Doç. Dr. Göksel Aymaz

‘Beyin çürümesi’ ve ‘kutuplaşma’nın ‘yılın kelimesi’ seçilmesi bu anlamda önemli. İnsan akılsızlaştıkça makineler akıllanıyor. Kapitalizmin teknolojik örgütlenişi, insanların onca enformasyon bombardımanı altında bilgisizleşmesinin büyük akılcılaştırmasını da sağlıyor. Dünyada gerçekte neler olup bittiğine, işlerin gerçekte nasıl yürüdüğüne ilişkin bilgisizlik, bunun yol açtığı kaygı durumunun da yardımıyla, dış dünyaya kapıları kapatmaya, içe yönelip kabuğuna çekilmeye yol açıyor.
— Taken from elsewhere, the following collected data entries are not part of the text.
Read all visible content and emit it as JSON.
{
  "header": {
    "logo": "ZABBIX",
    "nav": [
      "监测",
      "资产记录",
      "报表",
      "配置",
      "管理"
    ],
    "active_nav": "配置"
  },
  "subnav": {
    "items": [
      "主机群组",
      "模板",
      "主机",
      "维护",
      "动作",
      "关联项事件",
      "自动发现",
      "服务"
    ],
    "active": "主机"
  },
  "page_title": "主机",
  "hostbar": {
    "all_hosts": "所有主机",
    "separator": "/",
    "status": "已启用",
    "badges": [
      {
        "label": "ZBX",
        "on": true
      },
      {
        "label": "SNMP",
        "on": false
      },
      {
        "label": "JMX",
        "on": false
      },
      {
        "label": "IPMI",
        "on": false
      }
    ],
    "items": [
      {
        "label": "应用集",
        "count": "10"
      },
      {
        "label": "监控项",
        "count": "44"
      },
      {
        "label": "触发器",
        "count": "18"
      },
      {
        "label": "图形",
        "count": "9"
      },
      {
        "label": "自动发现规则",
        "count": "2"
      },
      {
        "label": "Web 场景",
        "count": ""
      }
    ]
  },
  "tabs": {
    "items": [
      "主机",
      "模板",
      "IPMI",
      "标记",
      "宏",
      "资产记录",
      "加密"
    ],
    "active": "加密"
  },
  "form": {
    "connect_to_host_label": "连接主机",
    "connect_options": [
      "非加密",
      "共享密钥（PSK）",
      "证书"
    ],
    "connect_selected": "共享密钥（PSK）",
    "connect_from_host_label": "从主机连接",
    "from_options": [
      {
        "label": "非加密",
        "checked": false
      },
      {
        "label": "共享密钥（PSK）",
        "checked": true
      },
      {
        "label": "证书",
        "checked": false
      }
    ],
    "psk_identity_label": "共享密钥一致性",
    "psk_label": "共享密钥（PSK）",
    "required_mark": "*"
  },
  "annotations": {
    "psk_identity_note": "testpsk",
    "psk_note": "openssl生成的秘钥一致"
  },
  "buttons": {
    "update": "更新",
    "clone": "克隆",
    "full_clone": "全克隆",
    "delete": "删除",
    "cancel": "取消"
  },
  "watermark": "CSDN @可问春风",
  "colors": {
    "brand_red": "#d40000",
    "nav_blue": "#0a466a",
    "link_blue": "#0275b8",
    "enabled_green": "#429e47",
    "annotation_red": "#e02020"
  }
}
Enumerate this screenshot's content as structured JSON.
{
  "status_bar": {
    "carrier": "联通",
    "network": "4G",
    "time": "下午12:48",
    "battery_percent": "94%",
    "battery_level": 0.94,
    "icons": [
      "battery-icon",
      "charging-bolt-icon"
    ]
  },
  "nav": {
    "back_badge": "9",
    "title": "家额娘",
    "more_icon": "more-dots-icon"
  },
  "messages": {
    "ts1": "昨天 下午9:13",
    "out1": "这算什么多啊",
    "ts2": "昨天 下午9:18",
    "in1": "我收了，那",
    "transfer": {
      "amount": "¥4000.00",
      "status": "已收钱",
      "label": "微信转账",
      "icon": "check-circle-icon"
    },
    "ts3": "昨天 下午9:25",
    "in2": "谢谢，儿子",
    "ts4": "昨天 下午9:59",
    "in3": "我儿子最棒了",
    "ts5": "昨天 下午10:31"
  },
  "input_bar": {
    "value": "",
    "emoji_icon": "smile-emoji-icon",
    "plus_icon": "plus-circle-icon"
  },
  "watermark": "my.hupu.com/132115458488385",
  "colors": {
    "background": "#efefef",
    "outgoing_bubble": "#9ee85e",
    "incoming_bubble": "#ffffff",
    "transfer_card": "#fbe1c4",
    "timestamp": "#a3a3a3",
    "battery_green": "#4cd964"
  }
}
Dijitalleşmenin en popüler alanı olan sosyal medyanın, gelişmeye başladığı 2000’lerde özgür bireylerin, farklı kimlik ve düşüncelerin buluştuğu bir ‘modern agora’ olacağına inanılmıştı. Gelinen durumda, ‘yankı odaları’yla, ‘filtre balonları’yla ‘aynıların aynı yerde, ayrıların ayrı yerde’ biriktiği dijital kabile toplulukları oluşturduk. Biz kabile topluluklarına dönüştükçe, makineler evrenselleşiyor.”

NE ANLAMA GELİYOR?

‘Manifest’, sosyal medya araçlarında ‘gerçekleşme olasılığını artıracağı inancıyla istediğiniz bir şeyi elde etmeyi hayal etmek’ anlamında kullanıldı. ‘Beyin çürümesi’, ‘bir kişinin zihinsel veya entelektüel faaliyetlerinin önemsiz, boş ve zorlayıcı olmayan içeriğin aşırı tüketiminin bir sonucu olarak görülen bozulması’ olarak tanımlandı. ‘Kutuplaşma’ ise ‘keskin bir şekilde zıt iki şeye bölünme özellikle bir grup veya toplumun görüşlerinin, inançlarının veya çıkarlarının artık bir süreklilik içinde olmadığı, zıt uçlarda yoğunlaştığı bir durum’ anlamına geliyor.